The paper “Using simulation studies to evaluate statistical methods” (Morris et al. 2019) provides a good overview of the important steps in designing a simulation study. Read sections 1 (Introduction) and 3 (Planning simulation studies), and then answer the following questions.

Question 6

What are some reasons researchers use simulation studies?

Question 7

According to the paper, what are the five components (abbreviated ADEMP) involved in planning a simulation study? Summarize each of the five components.

Question 8

In class, we started designing a simulation study to investigate the importance of the normality assumption in simple linear regression. For this simulation, describe each of the ADEMP components.

A new simulation study

We return here to the simple linear regression model:

\[Y_i = \beta_0 + \beta_1 X_i + \varepsilon_i\] Another assumption from STA 112 is that the noise term \(\varepsilon_i\) has constant variance; that is, \(Var(\varepsilon_i) = \sigma^2\) for all observations (the variance does not depend on \(X_i\), e.g.).

Suppose we want to design a simulation study to assess how important the constant variance assumption is. In this section of the assignment, you will plan out your simulation study. In HW 2, you will carry out the simulations.

Question 9

Use the ADEMP framework to plan a simulation study to explore the constant variance assumption. That is, you should describe

The aims of your study
How you will generate the data
What quantity from the regression model you will estimate
How you will conduct the simulations (the software you will use, how you will calculate your estimates, etc.)
The performance measure you will use (Hint: use the simulation from class as a guideline!)

You do not need to implement any of the simulations to answer this question.

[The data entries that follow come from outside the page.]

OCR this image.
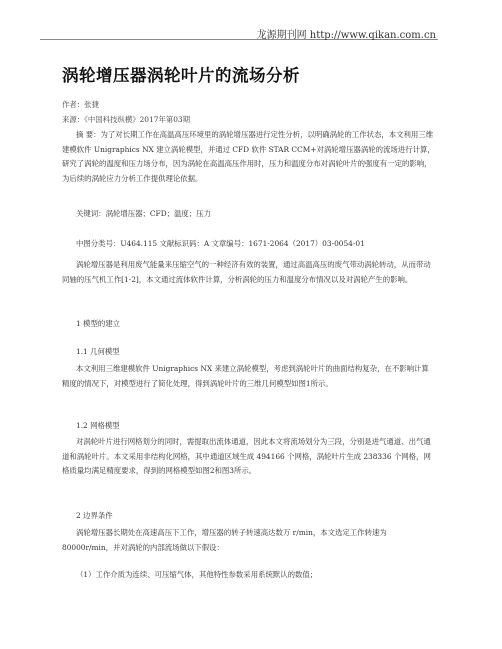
龙源期刊网 http://www.qikan.com.cn
涡轮增压器涡轮叶片的流场分析
作者：张捷
来源：《中国科技纵横》2017年第03期
摘 要：为了对长期工作在高温高压环境里的涡轮增压器进行定性分析，以明确涡轮的工作状态，本文利用三维建模软件 Unigraphics NX 建立涡轮模型，并通过 CFD 软件 STAR CCM+对涡轮增压器涡轮的流场进行计算，研究了涡轮的温度和压力场分布，因为涡轮在高温高压作用时，压力和温度分布对涡轮叶片的强度有一定的影响，为后续的涡轮应力分析工作提供理论依据。
关键词：涡轮增压器；CFD；温度；压力
中图分类号：U464.115 文献标识码：A 文章编号：1671-2064（2017）03-0054-01
涡轮增压器是利用废气能量来压缩空气的一种经济有效的装置，通过高温高压的废气带动涡轮转动，从而带动同轴的压气机工作[1-2]，本文通过流体软件计算，分析涡轮的压力和温度分布情况以及对涡轮产生的影响。
1 模型的建立
1.1 几何模型
本文利用三维建模软件 Unigraphics NX 来建立涡轮模型，考虑到涡轮叶片的曲面结构复杂，在不影响计算精度的情况下，对模型进行了简化处理，得到涡轮叶片的三维几何模型如图1所示。
1.2 网格模型
对涡轮叶片进行网格划分的同时，需提取出流体通道，因此本文将流场划分为三段，分别是进气通道、出气通道和涡轮叶片。本文采用非结构化网格，其中通道区域生成 494166 个网格，涡轮叶片生成 238336 个网格，网格质量均满足精度要求，得到的网格模型如图2和图3所示。
2 边界条件
涡轮增压器长期处在高速高压下工作，增压器的转子转速高达数万 r/min，本文选定工作转速为 80000r/min，并对涡轮的内部流场做以下假设：
（1）工作介质为连续、可压缩气体，其他特性参数采用系统默认的数值；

In class, we used the following code to simulate data from a simple linear regression model with normal errors:

n <- 100
beta0 <- 0.5
beta1 <- 1
x <- runif(n, min=0, max=1)
noise <- rnorm(n, mean=0, sd=1)
y <- beta0 + beta1*x + noise

Notice that the errors here also have constant variance: sd = 1 for all errors in the simulation. However, for our new simulation study, we will need to simulate data for which the standard deviation is different for different observations. For example, in the simulation above we could set \(SD(\varepsilon_i) = X_i\), or \(SD(\varepsilon_i) = X_i^2\).

Question 10

Modify the code above so that the noise \(\varepsilon_i\) is simulated with \(SD(\varepsilon_i) = X_i\). Then plot y vs. x and confirm that the constant variance assumption has been violated.